Response: We thank reviewer for this critical comment. In this study, we have also attempted to test the pseudo-neutralizing antibodies against OC43, 229E, NL63 and HKU1. However, there is a huge difficulty to develop these methods, because the host receptors are unclear and the host cells need time to be well screened. We will continue to figure out these problems and strive to provide a detailed supplement to these results in the future.

9. Please discuss the possible explanations for the observation in lines 349-355.

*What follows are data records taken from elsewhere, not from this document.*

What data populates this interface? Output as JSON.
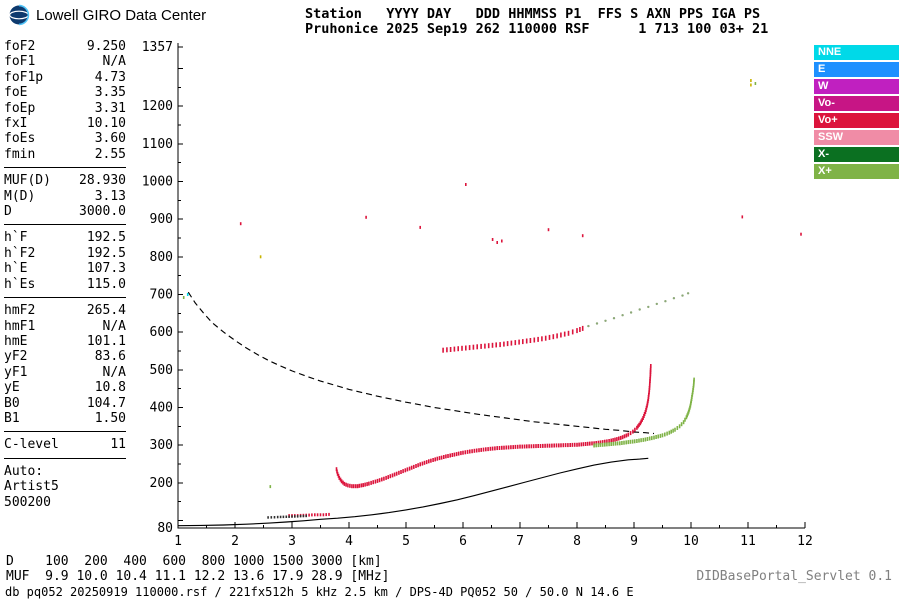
{
  "header": {
    "logo_text": "Lowell GIRO Data Center",
    "station_line1": "Station   YYYY DAY   DDD HHMMSS P1  FFS S AXN PPS IGA PS",
    "station_line2": "Pruhonice 2025 Sep19 262 110000 RSF      1 713 100 03+ 21"
  },
  "params": {
    "groups": [
      {
        "rule_after": true,
        "rows": [
          {
            "label": "foF2",
            "value": "9.250"
          },
          {
            "label": "foF1",
            "value": "N/A"
          },
          {
            "label": "foF1p",
            "value": "4.73"
          },
          {
            "label": "foE",
            "value": "3.35"
          },
          {
            "label": "foEp",
            "value": "3.31"
          },
          {
            "label": "fxI",
            "value": "10.10"
          },
          {
            "label": "foEs",
            "value": "3.60"
          },
          {
            "label": "fmin",
            "value": "2.55"
          }
        ]
      },
      {
        "rule_after": true,
        "rows": [
          {
            "label": "MUF(D)",
            "value": "28.930"
          },
          {
            "label": "M(D)",
            "value": "3.13"
          },
          {
            "label": "D",
            "value": "3000.0"
          }
        ]
      },
      {
        "rule_after": true,
        "rows": [
          {
            "label": "h`F",
            "value": "192.5"
          },
          {
            "label": "h`F2",
            "value": "192.5"
          },
          {
            "label": "h`E",
            "value": "107.3"
          },
          {
            "label": "h`Es",
            "value": "115.0"
          }
        ]
      },
      {
        "rule_after": true,
        "rows": [
          {
            "label": "hmF2",
            "value": "265.4"
          },
          {
            "label": "hmF1",
            "value": "N/A"
          },
          {
            "label": "hmE",
            "value": "101.1"
          },
          {
            "label": "yF2",
            "value": "83.6"
          },
          {
            "label": "yF1",
            "value": "N/A"
          },
          {
            "label": "yE",
            "value": "10.8"
          },
          {
            "label": "B0",
            "value": "104.7"
          },
          {
            "label": "B1",
            "value": "1.50"
          }
        ]
      },
      {
        "rule_after": true,
        "rows": [
          {
            "label": "C-level",
            "value": "11"
          }
        ]
      },
      {
        "rule_after": false,
        "rows": [
          {
            "label": "Auto:",
            "value": ""
          },
          {
            "label": "Artist5",
            "value": ""
          },
          {
            "label": "500200",
            "value": ""
          }
        ]
      }
    ]
  },
  "legend": {
    "position": "right",
    "items": [
      {
        "label": "NNE",
        "color": "#00D9E8"
      },
      {
        "label": "E",
        "color": "#1E90FF"
      },
      {
        "label": "W",
        "color": "#C020C0"
      },
      {
        "label": "Vo-",
        "color": "#C71585"
      },
      {
        "label": "Vo+",
        "color": "#DC143C"
      },
      {
        "label": "SSW",
        "color": "#F08CA6"
      },
      {
        "label": "X-",
        "color": "#0B7021"
      },
      {
        "label": "X+",
        "color": "#7FB347"
      }
    ]
  },
  "footer": {
    "d_row": {
      "label": "D",
      "values": [
        "100",
        "200",
        "400",
        "600",
        "800",
        "1000",
        "1500",
        "3000"
      ],
      "unit": "[km]"
    },
    "muf_row": {
      "label": "MUF",
      "values": [
        "9.9",
        "10.0",
        "10.4",
        "11.1",
        "12.2",
        "13.6",
        "17.9",
        "28.9"
      ],
      "unit": "[MHz]"
    },
    "status_line": "db pq052 20250919 110000.rsf / 221fx512h 5 kHz 2.5 km / DPS-4D PQ052 50 / 50.0 N 14.6 E",
    "servlet_label": "DIDBasePortal_Servlet 0.1"
  },
  "chart_data": {
    "type": "scatter",
    "title": "",
    "xlabel": "",
    "ylabel": "",
    "x_range": [
      1,
      12
    ],
    "y_range": [
      80,
      1357
    ],
    "x_ticks": [
      1,
      2,
      3,
      4,
      5,
      6,
      7,
      8,
      9,
      10,
      11,
      12
    ],
    "y_ticks": [
      1357,
      1200,
      1100,
      1000,
      900,
      800,
      700,
      600,
      500,
      400,
      300,
      200,
      80
    ],
    "grid": false,
    "series": [
      {
        "name": "transmission_curve_D3000",
        "style": "dashed-line",
        "color": "#000000",
        "points": [
          [
            1.18,
            706
          ],
          [
            1.3,
            678
          ],
          [
            1.45,
            650
          ],
          [
            1.6,
            625
          ],
          [
            1.8,
            600
          ],
          [
            2.0,
            578
          ],
          [
            2.2,
            558
          ],
          [
            2.4,
            540
          ],
          [
            2.6,
            524
          ],
          [
            2.8,
            510
          ],
          [
            3.0,
            497
          ],
          [
            3.25,
            483
          ],
          [
            3.5,
            470
          ],
          [
            3.75,
            459
          ],
          [
            4.0,
            448
          ],
          [
            4.25,
            439
          ],
          [
            4.5,
            430
          ],
          [
            4.75,
            422
          ],
          [
            5.0,
            414
          ],
          [
            5.25,
            407
          ],
          [
            5.5,
            400
          ],
          [
            5.75,
            394
          ],
          [
            6.0,
            388
          ],
          [
            6.25,
            382
          ],
          [
            6.5,
            377
          ],
          [
            6.75,
            372
          ],
          [
            7.0,
            367
          ],
          [
            7.25,
            362
          ],
          [
            7.5,
            358
          ],
          [
            7.75,
            354
          ],
          [
            8.0,
            350
          ],
          [
            8.25,
            346
          ],
          [
            8.5,
            342
          ],
          [
            8.75,
            339
          ],
          [
            9.0,
            335
          ],
          [
            9.2,
            333
          ],
          [
            9.35,
            331
          ]
        ]
      },
      {
        "name": "true_height_profile",
        "style": "line",
        "color": "#000000",
        "points": [
          [
            1.0,
            86
          ],
          [
            1.4,
            87
          ],
          [
            1.8,
            88
          ],
          [
            2.2,
            90
          ],
          [
            2.6,
            93
          ],
          [
            2.9,
            96
          ],
          [
            3.2,
            99
          ],
          [
            3.35,
            101
          ],
          [
            3.5,
            103
          ],
          [
            3.8,
            106
          ],
          [
            4.1,
            110
          ],
          [
            4.4,
            115
          ],
          [
            4.7,
            121
          ],
          [
            5.0,
            128
          ],
          [
            5.3,
            136
          ],
          [
            5.6,
            145
          ],
          [
            5.9,
            155
          ],
          [
            6.2,
            166
          ],
          [
            6.5,
            178
          ],
          [
            6.8,
            190
          ],
          [
            7.1,
            202
          ],
          [
            7.4,
            214
          ],
          [
            7.7,
            226
          ],
          [
            8.0,
            237
          ],
          [
            8.3,
            247
          ],
          [
            8.6,
            255
          ],
          [
            8.9,
            261
          ],
          [
            9.1,
            263
          ],
          [
            9.25,
            265
          ]
        ]
      },
      {
        "name": "f_trace_o_mode_vo_plus",
        "style": "vdash",
        "color": "#DC143C",
        "step": 2.2,
        "dash_height": 4,
        "points": [
          [
            3.78,
            236
          ],
          [
            3.8,
            224
          ],
          [
            3.83,
            213
          ],
          [
            3.87,
            204
          ],
          [
            3.92,
            197
          ],
          [
            3.98,
            193
          ],
          [
            4.05,
            191
          ],
          [
            4.15,
            191
          ],
          [
            4.25,
            194
          ],
          [
            4.35,
            198
          ],
          [
            4.5,
            205
          ],
          [
            4.65,
            213
          ],
          [
            4.8,
            222
          ],
          [
            4.95,
            231
          ],
          [
            5.1,
            240
          ],
          [
            5.25,
            249
          ],
          [
            5.4,
            257
          ],
          [
            5.55,
            264
          ],
          [
            5.7,
            270
          ],
          [
            5.85,
            275
          ],
          [
            6.0,
            280
          ],
          [
            6.2,
            285
          ],
          [
            6.4,
            289
          ],
          [
            6.6,
            292
          ],
          [
            6.8,
            294
          ],
          [
            7.0,
            296
          ],
          [
            7.2,
            297
          ],
          [
            7.4,
            298
          ],
          [
            7.6,
            299
          ],
          [
            7.8,
            300
          ],
          [
            8.0,
            301
          ],
          [
            8.15,
            303
          ],
          [
            8.3,
            305
          ],
          [
            8.45,
            308
          ],
          [
            8.6,
            312
          ],
          [
            8.7,
            316
          ],
          [
            8.8,
            321
          ],
          [
            8.9,
            328
          ],
          [
            8.98,
            336
          ],
          [
            9.05,
            346
          ],
          [
            9.11,
            358
          ],
          [
            9.16,
            372
          ],
          [
            9.2,
            388
          ],
          [
            9.23,
            405
          ],
          [
            9.25,
            422
          ],
          [
            9.265,
            440
          ],
          [
            9.275,
            458
          ],
          [
            9.283,
            476
          ],
          [
            9.29,
            494
          ],
          [
            9.295,
            510
          ]
        ]
      },
      {
        "name": "f_trace_x_mode_x_plus",
        "style": "vdash",
        "color": "#7FB347",
        "step": 2.4,
        "dash_height": 4,
        "points": [
          [
            8.3,
            299
          ],
          [
            8.45,
            301
          ],
          [
            8.6,
            303
          ],
          [
            8.75,
            305
          ],
          [
            8.9,
            308
          ],
          [
            9.05,
            311
          ],
          [
            9.2,
            315
          ],
          [
            9.35,
            320
          ],
          [
            9.5,
            326
          ],
          [
            9.62,
            333
          ],
          [
            9.72,
            341
          ],
          [
            9.8,
            350
          ],
          [
            9.87,
            361
          ],
          [
            9.92,
            374
          ],
          [
            9.96,
            389
          ],
          [
            9.99,
            405
          ],
          [
            10.01,
            422
          ],
          [
            10.03,
            440
          ],
          [
            10.045,
            458
          ],
          [
            10.055,
            474
          ]
        ]
      },
      {
        "name": "es_trace_vo_plus",
        "style": "vdash",
        "color": "#DC143C",
        "step": 3,
        "dash_height": 3,
        "points": [
          [
            2.95,
            113
          ],
          [
            3.1,
            113
          ],
          [
            3.25,
            114
          ],
          [
            3.4,
            115
          ],
          [
            3.55,
            115
          ],
          [
            3.65,
            116
          ]
        ]
      },
      {
        "name": "e_trace_dark",
        "style": "vdash",
        "color": "#303030",
        "step": 3,
        "dash_height": 2.5,
        "points": [
          [
            2.58,
            108
          ],
          [
            2.75,
            109
          ],
          [
            2.95,
            110
          ],
          [
            3.1,
            111
          ],
          [
            3.25,
            112
          ]
        ]
      },
      {
        "name": "second_hop_f_trace_vo_plus",
        "style": "vdash",
        "color": "#DC143C",
        "step": 4,
        "dash_height": 5,
        "points": [
          [
            5.65,
            552
          ],
          [
            5.85,
            555
          ],
          [
            6.05,
            558
          ],
          [
            6.25,
            561
          ],
          [
            6.45,
            564
          ],
          [
            6.65,
            567
          ],
          [
            6.85,
            571
          ],
          [
            7.05,
            575
          ],
          [
            7.25,
            579
          ],
          [
            7.45,
            584
          ],
          [
            7.65,
            590
          ],
          [
            7.85,
            597
          ],
          [
            8.0,
            604
          ],
          [
            8.1,
            610
          ]
        ]
      },
      {
        "name": "second_hop_continuation",
        "style": "dots",
        "color": "#8CA878",
        "points": [
          [
            8.2,
            616
          ],
          [
            8.35,
            623
          ],
          [
            8.5,
            630
          ],
          [
            8.65,
            637
          ],
          [
            8.8,
            645
          ],
          [
            8.95,
            652
          ],
          [
            9.1,
            660
          ],
          [
            9.25,
            667
          ],
          [
            9.4,
            675
          ],
          [
            9.55,
            682
          ],
          [
            9.7,
            690
          ],
          [
            9.85,
            697
          ],
          [
            9.95,
            703
          ]
        ]
      },
      {
        "name": "noise_specks",
        "style": "noise",
        "points": [
          [
            2.1,
            888,
            "#DC143C"
          ],
          [
            2.45,
            800,
            "#C8B400"
          ],
          [
            1.1,
            692,
            "#7FB347"
          ],
          [
            1.17,
            700,
            "#00D9E8"
          ],
          [
            2.62,
            190,
            "#7FB347"
          ],
          [
            4.3,
            905,
            "#DC143C"
          ],
          [
            5.25,
            878,
            "#DC143C"
          ],
          [
            6.05,
            992,
            "#DC143C"
          ],
          [
            6.52,
            846,
            "#DC143C"
          ],
          [
            6.6,
            838,
            "#DC143C"
          ],
          [
            6.68,
            842,
            "#DC143C"
          ],
          [
            7.5,
            872,
            "#DC143C"
          ],
          [
            8.1,
            856,
            "#DC143C"
          ],
          [
            10.9,
            906,
            "#DC143C"
          ],
          [
            11.93,
            860,
            "#DC143C"
          ],
          [
            11.05,
            1268,
            "#C8B400"
          ],
          [
            11.05,
            1256,
            "#C8B400"
          ],
          [
            11.13,
            1260,
            "#7FB347"
          ]
        ]
      }
    ]
  }
}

Response: We fully agree with reviewer. We had made detail discussion in the revised manuscript in line 367-376.

“Mice were immunized with LNP-mRNAs encoding spike from Omicron, Delta, SARS and MERS. The results showed that immunization with Omicron spike LNP-mRNA or Delta spike LNP-mRNA alone was difficult to induce a high NtAb response against both Omicron and Delta. This is consistent with the results of current reports that pre-Omicron variants, including WT, Alpha, Beta, Delta, possess certain degree of cross-neutralizing activity to each other, and real-world data also showed that the first-generation SARS-2 vaccines targeting ancestral virus was still able to provide effective protection against the Alpha and Beta variants; whereas the Omicron variant, gained more than 30 mutation sites, remains a poor cross-immune response to the pre-Omicron.”

10. Typo errors: [105] in line 128; [CO2] in line 129.

Response: We thank editor for this comment. We have revised it accordingly in 137 and 138.